Anxiety frequently coexists with depression. Adding benzodiazepines to antidepressants is commonly used to treat people with depression, although there has been no convincing evidence to show that such a combination is more effective than antidepressants alone and that there are suggestions that benzodiazepines may lose their efficacy with long-term administration and that their chronic use carries risks of dependence.
To determine whether, among adult patients with major depression, adding benzodiazepines to antidepressants brings about any benefit in terms of symptomatic recovery or side-effects in the short term (less than 8 weeks) and long term (more than 2 months), in comparison with treatment by antidepressants alone.
We searched MEDLINE (1972 to September 1997), EMBASE (1980 to September 1997), International Pharmaceutical Abstracts (1972 to September 1997), Biological Abstracts (1984 to September 1997), LILACS (1980 to September 1997), PsycLIT (1974 to September 1997), the Cochrane Library (issue 3, 1997) and the trial register of the Cochrane Depression, Anxiety and Neurosis Group (last searched March 1999), combined with hand searching, reference searching, SciSearch and personal contacts.

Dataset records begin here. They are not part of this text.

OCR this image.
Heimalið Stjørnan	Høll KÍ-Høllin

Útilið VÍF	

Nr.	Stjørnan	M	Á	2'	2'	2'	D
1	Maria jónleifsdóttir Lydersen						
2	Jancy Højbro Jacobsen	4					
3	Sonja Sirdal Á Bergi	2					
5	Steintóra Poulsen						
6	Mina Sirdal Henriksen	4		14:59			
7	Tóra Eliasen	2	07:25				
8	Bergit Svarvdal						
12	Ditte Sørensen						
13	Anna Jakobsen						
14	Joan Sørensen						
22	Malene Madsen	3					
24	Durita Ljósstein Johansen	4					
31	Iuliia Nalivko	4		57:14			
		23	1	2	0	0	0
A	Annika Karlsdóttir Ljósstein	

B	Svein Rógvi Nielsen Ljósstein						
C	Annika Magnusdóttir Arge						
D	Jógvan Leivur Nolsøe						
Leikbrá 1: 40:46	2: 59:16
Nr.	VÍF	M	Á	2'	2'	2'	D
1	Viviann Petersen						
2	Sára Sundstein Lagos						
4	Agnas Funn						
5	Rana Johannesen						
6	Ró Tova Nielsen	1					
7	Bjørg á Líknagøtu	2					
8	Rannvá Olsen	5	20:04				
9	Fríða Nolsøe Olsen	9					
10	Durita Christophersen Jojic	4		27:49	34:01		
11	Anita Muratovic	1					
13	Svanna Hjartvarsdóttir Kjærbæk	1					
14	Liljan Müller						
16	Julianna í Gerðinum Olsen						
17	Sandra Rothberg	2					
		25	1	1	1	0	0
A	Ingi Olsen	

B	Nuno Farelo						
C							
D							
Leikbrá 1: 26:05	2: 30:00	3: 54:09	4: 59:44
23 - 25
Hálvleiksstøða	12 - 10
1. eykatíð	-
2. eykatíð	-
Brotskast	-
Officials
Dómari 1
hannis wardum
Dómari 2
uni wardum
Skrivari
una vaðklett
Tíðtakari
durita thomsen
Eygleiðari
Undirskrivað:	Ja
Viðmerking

All randomised controlled trials that compared combined antidepressant-benzodiazepine treatment with antidepressant alone for adult patients with major depression. Exclusion criteria are: antidepressant dosage lower than 100 mg of imipramine or its equivalent daily and duration of trial shorter than four weeks.
Two reviewers independently assessed the eligibility and quality of the studies. Two reviewers independently extracted the data. Standardized weighted mean differences and relative risks were estimated with random effects model. The dropouts were assigned the least favourable outcome. Two sensitivity analyses examined the effect of this assumption as well as the effect of including medium quality studies. Three a priori subgroup analyses were performed with regard to the patients with or without comorbid anxiety and with regard to the type.

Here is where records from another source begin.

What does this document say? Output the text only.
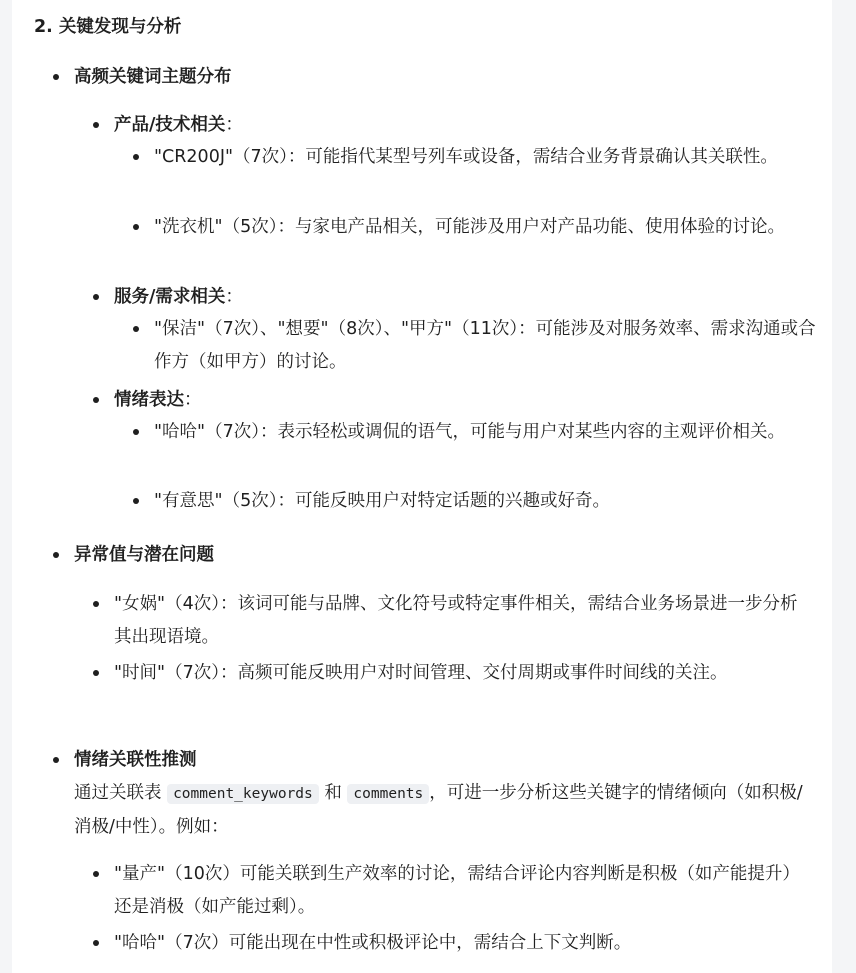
2. 关键发现与分析
高频关键词主题分布
产品/技术相关：
"CR200J"（7次）：可能指代某型号列车或设备，需结合业务背景确认其关联性。
"洗衣机"（5次）：与家电产品相关，可能涉及用户对产品功能、使用体验的讨论。
服务/需求相关：
"保洁"（7次）、"想要"（8次）、"甲方"（11次）：可能涉及对服务效率、需求沟通或合作方（如甲方）的讨论。
情绪表达：
"哈哈"（7次）：表示轻松或调侃的语气，可能与用户对某些内容的主观评价相关。
"有意思"（5次）：可能反映用户对特定话题的兴趣或好奇。
异常值与潜在问题
"女娲"（4次）：该词可能与品牌、文化符号或特定事件相关，需结合业务场景进一步分析其出现语境。
"时间"（7次）：高频可能反映用户对时间管理、交付周期或事件时间线的关注。
情绪关联性推测
通过关联表 comment_keywords 和 comments ，可进一步分析这些关键字的情绪倾向（如积极/消极/中性）。例如：
"量产"（10次）可能关联到生产效率的讨论，需结合评论内容判断是积极（如产能提升）还是消极（如产能过剩）。
"哈哈"（7次）可能出现在中性或积极评论中，需结合上下文判断。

Aggregating nine studies with a total of 679 patients, the combination therapy group was less likely to drop out than the antidepressant alone group (relative risk 0.63, 95% confidence interval 0.49 to 0.81). The intention-to-treat analysis (with people dropping out assigned the least favourable outcome) showed that the combination group was more likely to show improvement in their depression (defined as 50% or greater reduction in the depression scale from baseline) (relative risk 1.63, 95% confidence interval 1.18 to 2.27 at one week and relative risk 1.38, 95% confidence interval 1.15 to 1.66 at four weeks). The difference was no longer significant at six to eight weeks. None of the included RCTs lasted longer than eight weeks. The patients allocated to the combination therapy were less likely to drop out from the treatment due to side effects than those receiving antidepressants alone (relative risk 0.53, 95% confidence interval 0.32 to 0.86). However, these two groups of patients were equally likely to report at least one side effect (relative risk 0.99, 95% confidence interval 0.92 to 1.07).
The potential benefits of adding a benzodiazepine to an antidepressant must be balanced judiciously against possible harms including development of dependence and accident proneness, on the one hand, and against continued suffering following no response and drop-out, on the other.